November 13, 2006 (Monday and weekend)

  • Central services down during the weekend (beginning last night) stopped the transfers until this morning
  • Load generator has also to be restarted
  • Several issues stopped the full FTD services restart for several hours
  • Once restarted, CNAF is back in production
  • SARA inestabilities. The SE in the destination showing a large number of connection problems. Reported via GGUS to the site
  • At 16:30 the central AliEn proxy got overloaded and crashed. This situation lasted for 1 hour
  • Source of overloading found and eliminated

November 9, 2006 (Thursday)

  • One of the central machines was hanged and needed a power cycle. Transfers were therefore stopped durting one hour.
  • Two sites didn't recover after this and FTD had to be restarted there
  • CNAF still not in production: no access to the srm endpoint. Waiting for the green light of the site to continue the production
  • Average speed during the day: 185.4 MB/s

November 8, 2006 (Wednesday)

  • Since about 12:00 it seems that the central FTS services are down, no query to them ever finishes.
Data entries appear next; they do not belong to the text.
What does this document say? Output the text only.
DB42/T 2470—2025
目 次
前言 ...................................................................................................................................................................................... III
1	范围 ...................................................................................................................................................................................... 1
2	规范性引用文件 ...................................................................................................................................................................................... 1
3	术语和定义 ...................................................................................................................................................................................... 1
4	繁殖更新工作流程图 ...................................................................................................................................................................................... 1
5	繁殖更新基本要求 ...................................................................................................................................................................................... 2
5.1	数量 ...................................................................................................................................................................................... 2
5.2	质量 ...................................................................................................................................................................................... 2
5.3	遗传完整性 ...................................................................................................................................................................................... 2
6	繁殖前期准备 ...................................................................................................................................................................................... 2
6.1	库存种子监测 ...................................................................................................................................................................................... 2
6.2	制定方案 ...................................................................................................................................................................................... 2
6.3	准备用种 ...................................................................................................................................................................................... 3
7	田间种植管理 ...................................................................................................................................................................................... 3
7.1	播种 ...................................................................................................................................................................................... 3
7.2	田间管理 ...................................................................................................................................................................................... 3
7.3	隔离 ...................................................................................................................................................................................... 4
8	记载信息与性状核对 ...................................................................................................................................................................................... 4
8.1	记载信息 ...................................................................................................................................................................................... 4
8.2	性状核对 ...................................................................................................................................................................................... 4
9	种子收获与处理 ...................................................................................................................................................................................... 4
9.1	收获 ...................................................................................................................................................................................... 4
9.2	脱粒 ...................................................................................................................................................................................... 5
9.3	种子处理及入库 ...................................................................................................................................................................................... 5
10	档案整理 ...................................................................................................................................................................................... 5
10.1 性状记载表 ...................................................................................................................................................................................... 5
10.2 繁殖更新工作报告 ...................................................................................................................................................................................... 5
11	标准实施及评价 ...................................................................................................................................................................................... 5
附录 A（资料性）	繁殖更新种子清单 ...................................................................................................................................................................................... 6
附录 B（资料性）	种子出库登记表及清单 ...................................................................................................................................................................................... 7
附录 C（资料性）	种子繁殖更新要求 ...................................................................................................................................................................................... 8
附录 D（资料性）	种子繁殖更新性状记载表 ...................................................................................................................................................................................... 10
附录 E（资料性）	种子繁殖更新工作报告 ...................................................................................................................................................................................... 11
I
When Castor problems were announced there was still activity and the commands (glite-transfer-status for example) returned something, now they just hang.
  • The problem has been reported to the FTS experts
  • There have been two alarms (on fts103 and fts104) indicating that the web-services had hung - with the known problem of the DB connection pool getting stuck. The computer centre operators ran the procedure and restored the daemons.
  • The FTS agents continued to run the existing jobs unaffected during the period
  • The FTS patch to fix the DB connection pool problem is being prepared and should be released in a couple of weeks

November 7, 2006 (Tuesday)

  • Castor2 downtime at CERN
  • Castor2 DB restart at CERN
  • Castor2 problems at CNAF. Announced downtime
  • Efficiencies:
  • SARA: 96%
  • CCIN2P3: 97%
  • RAL: 99%
  • FZK: 97%
  • Total transfer speed (average): 94 MB/s

November 6, 2006 (Monday. Including weekend report)

  • Since Friday at 22:00 till Sat at 14:00 a very good rate was achieved (337MB/sec)
  • From Sat 14:00 to Sun 20:00 the rate dropped to 133MB/sec. no clear explanation for this. It has been asked during the daily meeting at 9:00, but not clear explanation right now.
  • Since yesterday at 20:00, the RFCP are failing with the status Device or resource busy. CASTOR2 team is looking inside the problem. Not only the MDC is affected but the whole alice activity on this stager including the WAN transfers.
  • Yesterday night at 00:30 the central Proxy AliEn service crashed. It was restarted this morning at 08:30. No transfers have been therefore submitted tonight
  • Inestabilities affecting SRM put has been observed on Friday at FZK and CCIN2P3. These issues decreased the efficiency at those sites to 43% and 56% respectively. These inestabilities dessapeared during Saturday the 4th
  • The 5th again inestabilities at CCIN2P3 were observed with the error: The FTS transfer transferid failed ( Transfer failed. ERROR an end-of-file was reached)

November 3, 2006 (Friday)

  • Transfers restarted in the morning
  • SARA is not in production for FTS transfers
  • Bad performance of CCIN2P3 and FZK with efficiences close to 10% and 14% respectively.
  • CCIN2P3 error message: ( Failed on SRM put: Empty request status gotten. No protocol support
  • FZK error message: ( Failed on SRM put: Cannot Contact SRM Service. Error in srm__ping: SOAP-ENV:Client - CGSI-gSOAP: Error reading token data: Success
  • RAL is not in production: THE VOBOX was not accesible (kernel problems). It should be back now (16:00)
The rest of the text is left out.